Member of the Texas House of Representatives from the 54th district
- In office January 13, 1953 – January 8, 1957
- Preceded by: W. Boone Fields
- Succeeded by: Bob Bullock

Hill County Commission

Personal details
- Born: February 27, 1930 Blum, Texas, U.S.
- Died: April 24, 2007 (aged 77) Hillsboro, Texas, U.S.
- Party: Democratic
- Spouse: June Overton ​(m. 1954)​
- Education: Hill College University of North Texas Baylor University
- Occupation: real estate broker, politician

= Jim Joseph Carmichall =

American politician (1930–2007)

Jim Joseph Carmichall (February 27, 1930 – April 24, 2007), also known as Jimmie Joe Carmichall, was a Texas politician who served in the Texas House of Representatives from the 54th district.

==Personal life==
Jim Joseph Carmichall was born on February 27, 1930, to Joseph Ernest and Anna Lee Coody Carmichall in Blum, Texas. He graduated from Blum High School, and later attended Hill College, University of North Texas, and Baylor University. He married June Overton in 1954. Carmichall was a member of First Baptist Church in Hillsboro, Texas.
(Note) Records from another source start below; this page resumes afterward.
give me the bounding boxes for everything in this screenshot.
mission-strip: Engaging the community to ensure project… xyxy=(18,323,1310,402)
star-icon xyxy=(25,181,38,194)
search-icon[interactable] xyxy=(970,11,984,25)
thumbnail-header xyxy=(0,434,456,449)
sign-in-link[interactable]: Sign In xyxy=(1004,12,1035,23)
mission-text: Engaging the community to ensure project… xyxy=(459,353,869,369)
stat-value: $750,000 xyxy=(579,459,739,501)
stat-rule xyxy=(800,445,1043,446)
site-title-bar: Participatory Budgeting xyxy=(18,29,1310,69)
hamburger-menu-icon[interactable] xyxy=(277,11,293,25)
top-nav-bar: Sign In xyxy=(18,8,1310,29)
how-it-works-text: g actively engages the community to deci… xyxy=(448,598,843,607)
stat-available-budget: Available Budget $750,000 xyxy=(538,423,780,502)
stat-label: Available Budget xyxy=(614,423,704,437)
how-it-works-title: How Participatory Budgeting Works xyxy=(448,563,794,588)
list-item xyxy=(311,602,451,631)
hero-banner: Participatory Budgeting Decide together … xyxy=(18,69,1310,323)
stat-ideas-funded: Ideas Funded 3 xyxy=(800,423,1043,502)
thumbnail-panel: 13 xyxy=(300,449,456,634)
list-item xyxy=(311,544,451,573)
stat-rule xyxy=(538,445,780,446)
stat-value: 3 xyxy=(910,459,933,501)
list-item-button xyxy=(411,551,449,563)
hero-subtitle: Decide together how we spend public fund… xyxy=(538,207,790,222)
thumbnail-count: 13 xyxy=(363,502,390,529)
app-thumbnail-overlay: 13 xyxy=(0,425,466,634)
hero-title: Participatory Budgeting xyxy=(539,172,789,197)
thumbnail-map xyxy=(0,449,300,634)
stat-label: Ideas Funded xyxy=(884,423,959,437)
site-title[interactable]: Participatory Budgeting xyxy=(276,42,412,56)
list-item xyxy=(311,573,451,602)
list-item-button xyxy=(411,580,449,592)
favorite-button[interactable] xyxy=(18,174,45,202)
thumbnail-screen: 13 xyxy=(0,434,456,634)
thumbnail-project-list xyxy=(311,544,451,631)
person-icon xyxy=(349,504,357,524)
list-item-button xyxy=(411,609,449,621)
Carmichall was a real estate broker. June Overton Carmichall died on June 25, 2016.

===Death===
On April 24, 2007, Carmichall died at his home in Hillsboro, Texas. His funeral services were held on April 26, 2007, at the First Baptist Church in Hillsboro, and officiated by Rev. Kenneth James and Dr. Howard Daniel. He was 77 years old.

==Political career==
Carmichall served in the Texas House of Representatives for district 54 during the 53rd and 54th Legislatures. He also served as a Hill County Commissioner. Carmichall was affiliated with the Democratic Party.